= Fred Saidy =

American dramatist

Fred Saidy

Fred Saidy (February 11, 1907 – May 14, 1982) was an American playwright and screenwriter.

==Early life and education==
Fareed "Fred" Milhelm Saidy was born in Los Angeles, California on February 11, 1907. He graduated from New York University with a degree in journalism, and while a student there wrote for the NYU Daily News. He formed closed friendships with other writers working at that student paper; including future playwright and screenwriter Jerry Horwin (1905–1954), lyricist Paul Francis Webster, and lawyer David Garrison Berger. In 1927 Saidy quit the school paper in protest after the paper refused to publish an editorial he wrote that criticized NYU's faculty over the dismissal of Estelle Hertz who was forced out of her position as president of NYU's League of Women. His decision to quit was the subject on an article in The New York Times.

==Career==
Saidy initially worked as a journalist before transitioning into a career as a playwright; initially breaking into the news business as a writer of poetry for Franklin P. Adams's column. In the 1930s he contributed work to the New York Herald Tribune and Oakland Tribune. By 1937 he was working as a scriptwriter on staff at Republic Pictures. Much of his early work in film died in development; including a planned biographical film of composer Pyotr Ilyich Tchaikovsky which he co-authored with Gilbert Gabriel (1890–1952). While working for Republic his son was born on May 16, 1937.

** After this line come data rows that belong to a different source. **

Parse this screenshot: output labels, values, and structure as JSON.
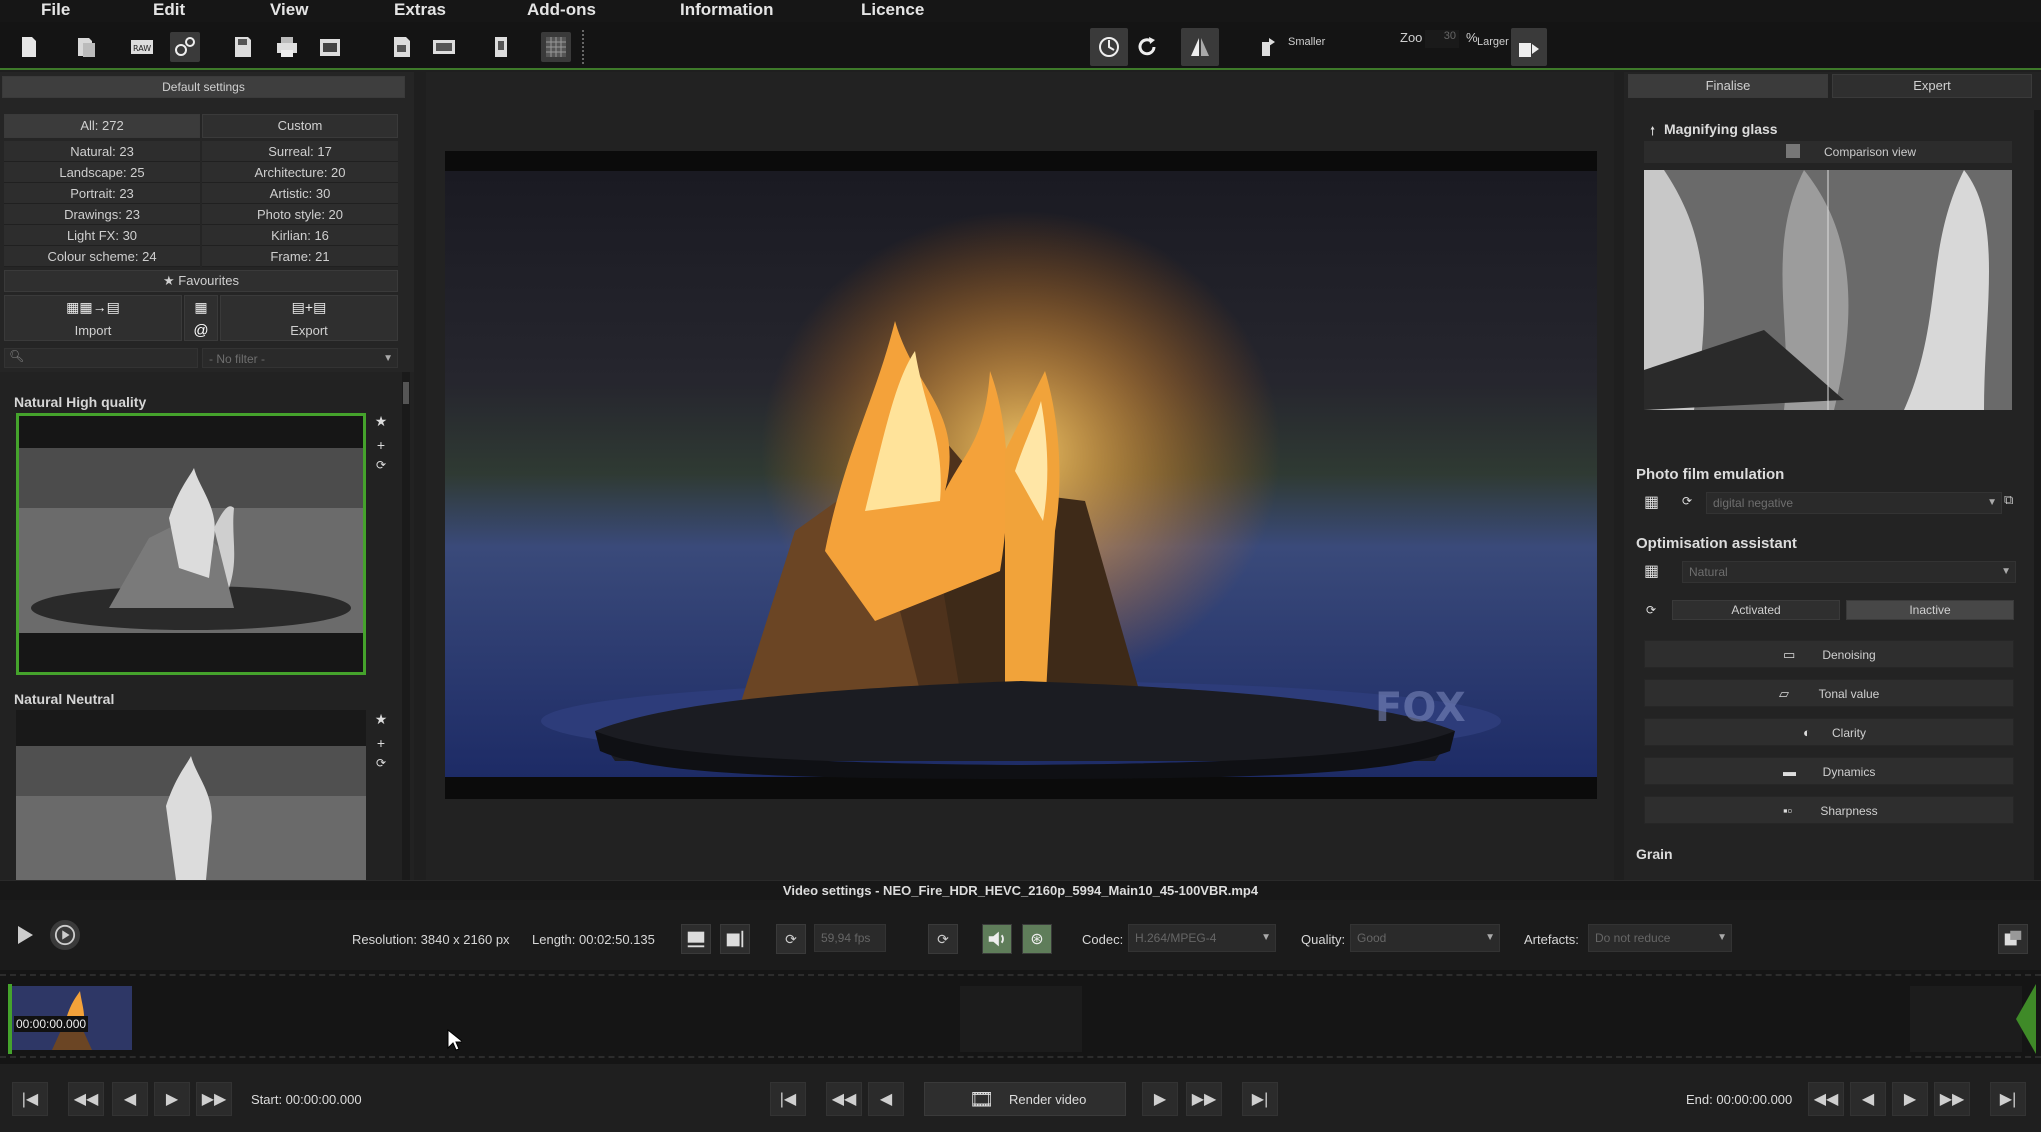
{
  "menu": {
    "file": "File",
    "edit": "Edit",
    "view": "View",
    "extras": "Extras",
    "addons": "Add-ons",
    "information": "Information",
    "licence": "Licence"
  },
  "toolbar": {
    "smaller": "Smaller",
    "zoom_label": "Zoo",
    "zoom_value": "30",
    "percent": "%",
    "larger": "Larger"
  },
  "left": {
    "preset_title": "Default settings",
    "all": "All: 272",
    "custom": "Custom",
    "categories": [
      [
        "Natural: 23",
        "Surreal: 17"
      ],
      [
        "Landscape: 25",
        "Architecture: 20"
      ],
      [
        "Portrait: 23",
        "Artistic: 30"
      ],
      [
        "Drawings: 23",
        "Photo style: 20"
      ],
      [
        "Light FX: 30",
        "Kirlian: 16"
      ],
      [
        "Colour scheme: 24",
        "Frame: 21"
      ]
    ],
    "favourites": "Favourites",
    "import": "Import",
    "export": "Export",
    "filter_placeholder": "- No filter -",
    "presets": [
      {
        "title": "Natural High quality"
      },
      {
        "title": "Natural Neutral"
      }
    ]
  },
  "right": {
    "tab_finalise": "Finalise",
    "tab_expert": "Expert",
    "magnifier": "Magnifying glass",
    "comparison": "Comparison view",
    "film_title": "Photo film emulation",
    "film_value": "digital negative",
    "opt_title": "Optimisation assistant",
    "opt_value": "Natural",
    "activated": "Activated",
    "inactive": "Inactive",
    "tools": [
      "Denoising",
      "Tonal value",
      "Clarity",
      "Dynamics",
      "Sharpness"
    ],
    "grain": "Grain"
  },
  "video": {
    "title": "Video settings - NEO_Fire_HDR_HEVC_2160p_5994_Main10_45-100VBR.mp4",
    "resolution": "Resolution: 3840 x 2160 px",
    "length": "Length: 00:02:50.135",
    "fps": "59,94 fps",
    "codec_label": "Codec:",
    "codec_value": "H.264/MPEG-4",
    "quality_label": "Quality:",
    "quality_value": "Good",
    "artefacts_label": "Artefacts:",
    "artefacts_value": "Do not reduce"
  },
  "timeline": {
    "timestamp": "00:00:00.000"
  },
  "transport": {
    "start": "Start: 00:00:00.000",
    "render": "Render video",
    "end": "End: 00:00:00.000"
  },
  "colors": {
    "accent_green": "#45a32c",
    "bg": "#1f1f1f"
  }
}
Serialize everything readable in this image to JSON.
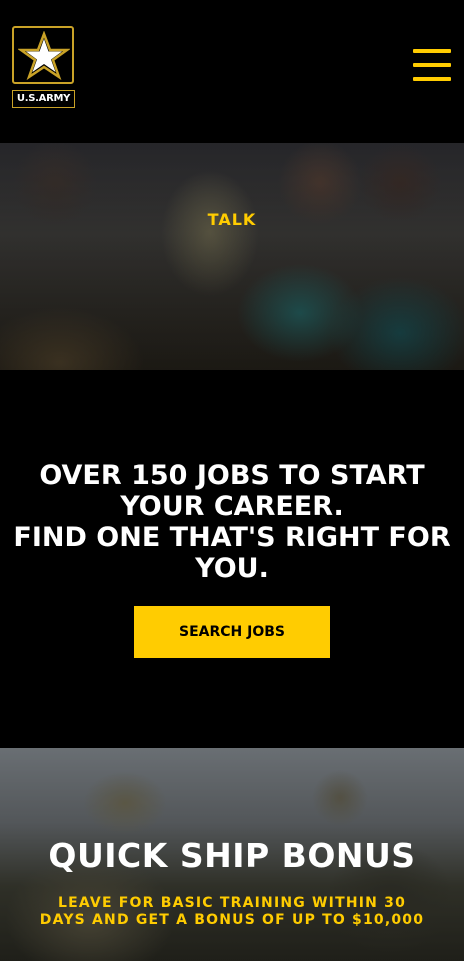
{
  "header": {
    "logo_text": "U.S.ARMY",
    "logo_icon": "army-star-icon",
    "menu_icon": "hamburger-menu-icon"
  },
  "hero": {
    "label": "TALK"
  },
  "jobs": {
    "heading_lines": [
      "OVER 150 JOBS TO START",
      "YOUR CAREER.",
      "FIND ONE THAT'S RIGHT FOR",
      "YOU."
    ],
    "button_label": "SEARCH JOBS"
  },
  "bonus": {
    "title": "QUICK SHIP BONUS",
    "text": "LEAVE FOR BASIC TRAINING WITHIN 30 DAYS AND GET A BONUS OF UP TO $10,000"
  },
  "colors": {
    "accent": "#ffcc01",
    "logo_border": "#c9a227",
    "background": "#000000"
  }
}
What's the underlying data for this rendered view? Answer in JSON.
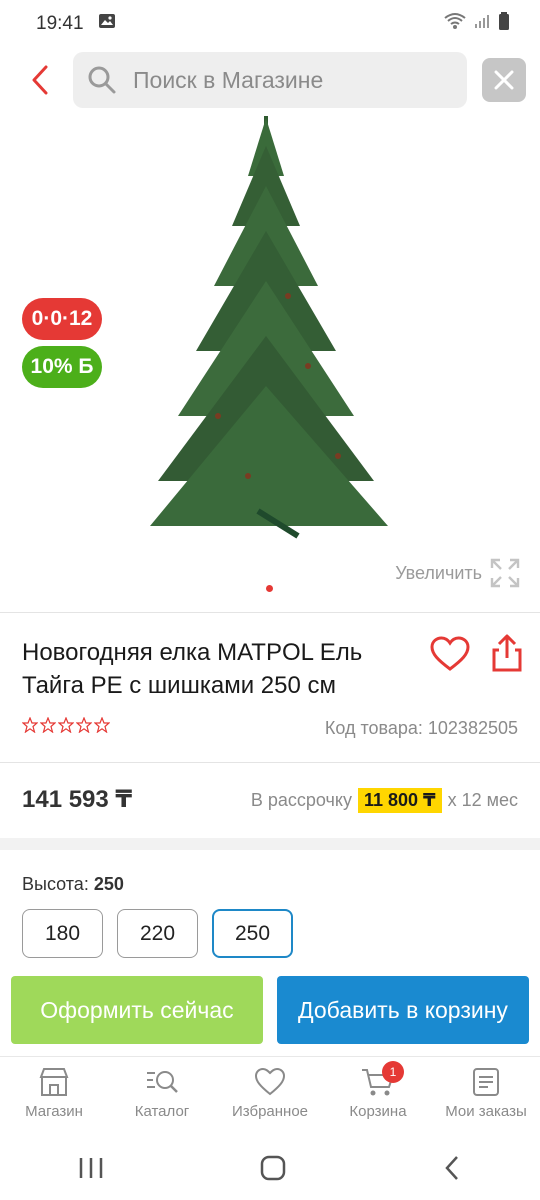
{
  "status": {
    "time": "19:41"
  },
  "search": {
    "placeholder": "Поиск в Магазине"
  },
  "hero": {
    "badge_installment": "0·0·12",
    "badge_bonus": "10% Б",
    "zoom_label": "Увеличить"
  },
  "product": {
    "title": "Новогодняя елка MATPOL Ель Тайга PE с шишками 250 см",
    "rating_stars": 0,
    "sku": "Код товара: 102382505",
    "price": "141 593 ₸",
    "installment_prefix": "В рассрочку",
    "installment_amount": "11 800 ₸",
    "installment_suffix": "x 12 мес"
  },
  "options": {
    "height_label": "Высота:",
    "height_value": "250",
    "sizes": [
      "180",
      "220",
      "250"
    ],
    "selected": "250"
  },
  "actions": {
    "buy_now": "Оформить сейчас",
    "add_to_cart": "Добавить в корзину"
  },
  "nav": {
    "shop": "Магазин",
    "catalog": "Каталог",
    "favorites": "Избранное",
    "cart": "Корзина",
    "cart_count": "1",
    "orders": "Мои заказы"
  },
  "colors": {
    "accent_red": "#e53935",
    "green": "#4caf1a",
    "buy_btn": "#9fd95a",
    "cart_btn": "#1a8ad0",
    "highlight": "#ffd600"
  }
}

In 1942 Saidy co-authored the sketches to the musical revue Rally ’ Round the Flag with Arthur A. Ross; a work staged at the Assistance League Theatre in Los Angeles which was directed by Carlos Romero and included songs by Paul Francis Webster, Walter Jurmann, Billy Rose, and Earl Carroll among others. He penned sketches used in the film Star Spangled Rhythm (1942), and wrote the screenplay for the Red Skelton comedy I Dood It (1943). He followed this by writing the script for the Lucille Ball-Dick Powell feature film Meet the People (1944).

Saidy's first significant contribution to a stage musical was the book for the Harold Arlen and E. Y. Harburg's Bloomer Girl; the latter having a major success on Broadway where it ran for 653 performances from 1944 to 1946. Starring Celeste Holm, the work was set during the American Civil War and told the story of a rebellious young woman who harbors an escaped slave on her journey on the Underground Railroad. It was later adapted into a television film starring Barbara Cook. It was the first of several collaborations with Harburg, which included Finian's Rainbow (1947), Flahooley (1951), Jamaica (1957), and The Happiest Girl in the World (1961). Flahooley and The Happiest Girl in the World were both failures, but Finian's Rainbow and Jamaica were both hits in their original productions. Jamaica was nominated for the Tony Award for Best Musical, and was a starring vehicle for Lena Horne.

Finian's Rainbow is Saidy's most enduring work with recent revivals including a Broadway production in 2009 and a London production in 2014. During his lifetime it had three major Broadway revivals (1955, 1960, and 1967), and was also made into a film starring Fred Astaire and Petula Clark, directed by Francis Ford Coppola, in 1968. This film was Saidy's last project, and he was nominated for the Writers Guild of America Award for Best Written American Musical. He had earlier collaborated with Neil Simon and Will Glickman, among others, on Satins and Spurs, an original television musical for Betty Hutton, which was broadcast by NBC in September 1954.

Saidy died after a long illness on May 14, 1982. He was the father of the international chess master Anthony Saidy.